ULTRAVIOLET TELESCOPES
The ultraviolet portion of the electromagnetic spectrum has been divided by astronomers into three segments, more or less derived from the time in which serious research into them began. First there is the ground-based ultraviolet, from 4000 angstroms to the atmospheric cutoff at 3000 angstroms; next the far ultraviolet from 3000 to 1000 angstroms; and last the extreme ultraviolet from 1000 to 100 angstroms.
Ultraviolet observations began after World War II, in October 1946, when a captured German V-2 rocket carried a small ultraviolet spectrograph to a height of 100 kilometers. During the ascent it recorded the ultraviolet portion of the solar spectrum down to 2200 angstroms. Telescopes, analyzing instruments, and radiation detectors for ultraviolet research are basically the same kinds of instrument used in visible and infrared observations. The principle difference is that a number of types of glass are not transparent to ultraviolet photons but are highly absorbing. Therefore, special materials must be used for lenses and entrance windows into the instrument. The principles of operation are the same as those for visible radiation. Since ultraviolet-sensitive film cannot be retrieved from an orbiting satellite, photoelectric devices have been the primary radiation detectors, so that data could be radioed back to ground stations.
Between 1962 and 1975 eight Orbiting Solar Observatories (050-1 through 050-8) were launched for study of the sun in ultraviolet wavelengths arid X-ray and gamma-ray radiation. In December 1968 the first Orbiting Astronomical Observatory (OAO-2) began sampling the ultraviolet and far-ultraviolet radiation. By the time OAO-2 ended its useful life in February 1973, it had carried out photometry on more than 1000 objects from planets to galaxies. Its successor, illustrated in Figure 5.18, OAO-Copernicus, launched in August 1972, carried an 0.8-meter ultraviolet telescope and three small X-ray telescopes, and was even more active than OAO-2.
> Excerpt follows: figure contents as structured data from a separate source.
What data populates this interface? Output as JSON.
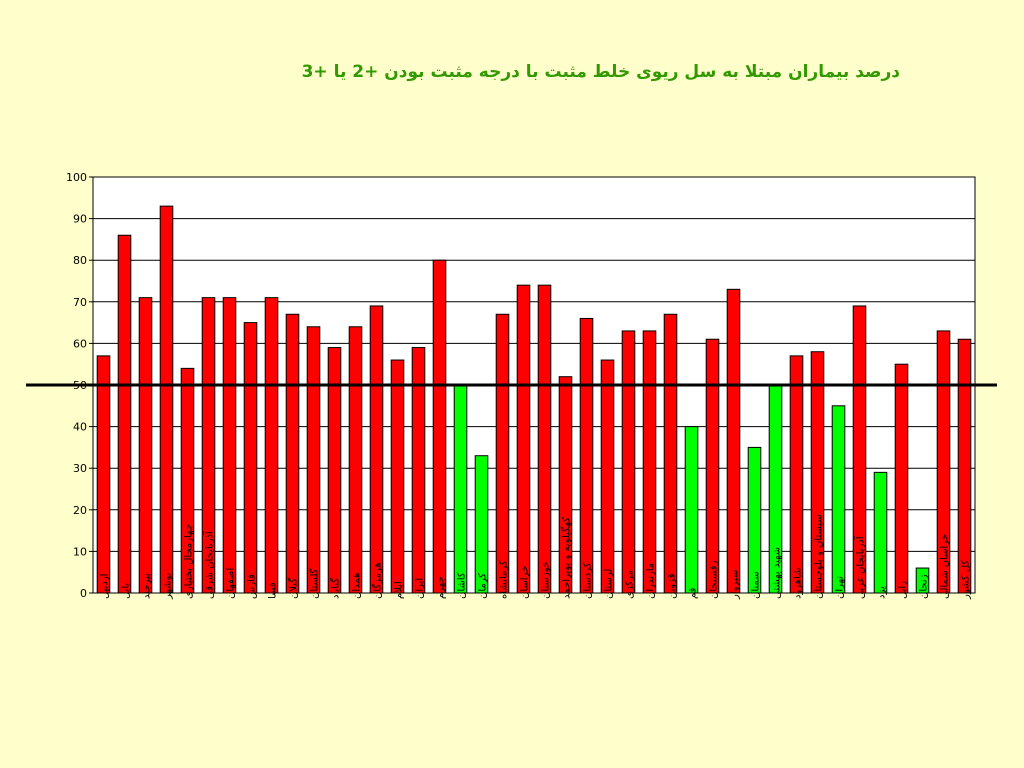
{
  "title": "درصد بیماران مبتلا به سل ریوی خلط مثبت با درجه مثبت بودن +2 یا +3",
  "colors": {
    "background": "#FFFFCC",
    "plot_background": "#FFFFFF",
    "title": "#339900",
    "above_threshold": "#FF0000",
    "below_threshold": "#00FF00",
    "threshold_line": "#000000"
  },
  "chart_data": {
    "type": "bar",
    "title": "درصد بیماران مبتلا به سل ریوی خلط مثبت با درجه مثبت بودن +2 یا +3",
    "xlabel": "",
    "ylabel": "",
    "ylim": [
      0,
      100
    ],
    "yticks": [
      "0",
      "10",
      "20",
      "30",
      "40",
      "50",
      "60",
      "70",
      "80",
      "90",
      "100"
    ],
    "grid": true,
    "legend": "none",
    "threshold": 50,
    "categories": [
      "اردبیل",
      "بابل",
      "بیرجند",
      "بوشهر",
      "چهارمحال بختیاری",
      "آذربایجان شرقی",
      "اصفهان",
      "فارس",
      "فسا",
      "گیلان",
      "گلستان",
      "گناباد",
      "همدان",
      "هرمزگان",
      "ایلام",
      "ایران",
      "جهرم",
      "کاشان",
      "کرمان",
      "کرمانشاه",
      "خراسان",
      "خوزستان",
      "کهگیلویه و بویراحمد",
      "کردستان",
      "لرستان",
      "مرکزی",
      "مازندران",
      "قزوین",
      "قم",
      "رفسنجان",
      "سبزوار",
      "سمنان",
      "شهید بهشتی",
      "شاهرود",
      "سیستان و بلوچستان",
      "تهران",
      "آذربایجان غربی",
      "یزد",
      "زابل",
      "زنجان",
      "خراسان شمالی",
      "کل کشور"
    ],
    "values": [
      57,
      86,
      71,
      93,
      54,
      71,
      71,
      65,
      71,
      67,
      64,
      59,
      64,
      69,
      56,
      59,
      80,
      50,
      33,
      67,
      74,
      74,
      52,
      66,
      56,
      63,
      63,
      67,
      40,
      61,
      73,
      35,
      50,
      57,
      58,
      45,
      69,
      29,
      55,
      6,
      63,
      61
    ],
    "bar_colors": [
      "red",
      "red",
      "red",
      "red",
      "red",
      "red",
      "red",
      "red",
      "red",
      "red",
      "red",
      "red",
      "red",
      "red",
      "red",
      "red",
      "red",
      "green",
      "green",
      "red",
      "red",
      "red",
      "red",
      "red",
      "red",
      "red",
      "red",
      "red",
      "green",
      "red",
      "red",
      "green",
      "green",
      "red",
      "red",
      "green",
      "red",
      "green",
      "red",
      "green",
      "red",
      "red"
    ]
  }
}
In january 1978 the International Ultraviolet Explorer, an orbiting observatory, shown in Figure 5.18, was launched by NASA. This was a joint undertaking by NASA and several western European countries. Its facilities have been used for studies of planets, stars, galaxies, and the interstellar medium in the wavelength range from 1150 to 3200 angstroms. Astronomers conduct their experiments from an elaborate console of controls located at the Goddard Space Flight Center.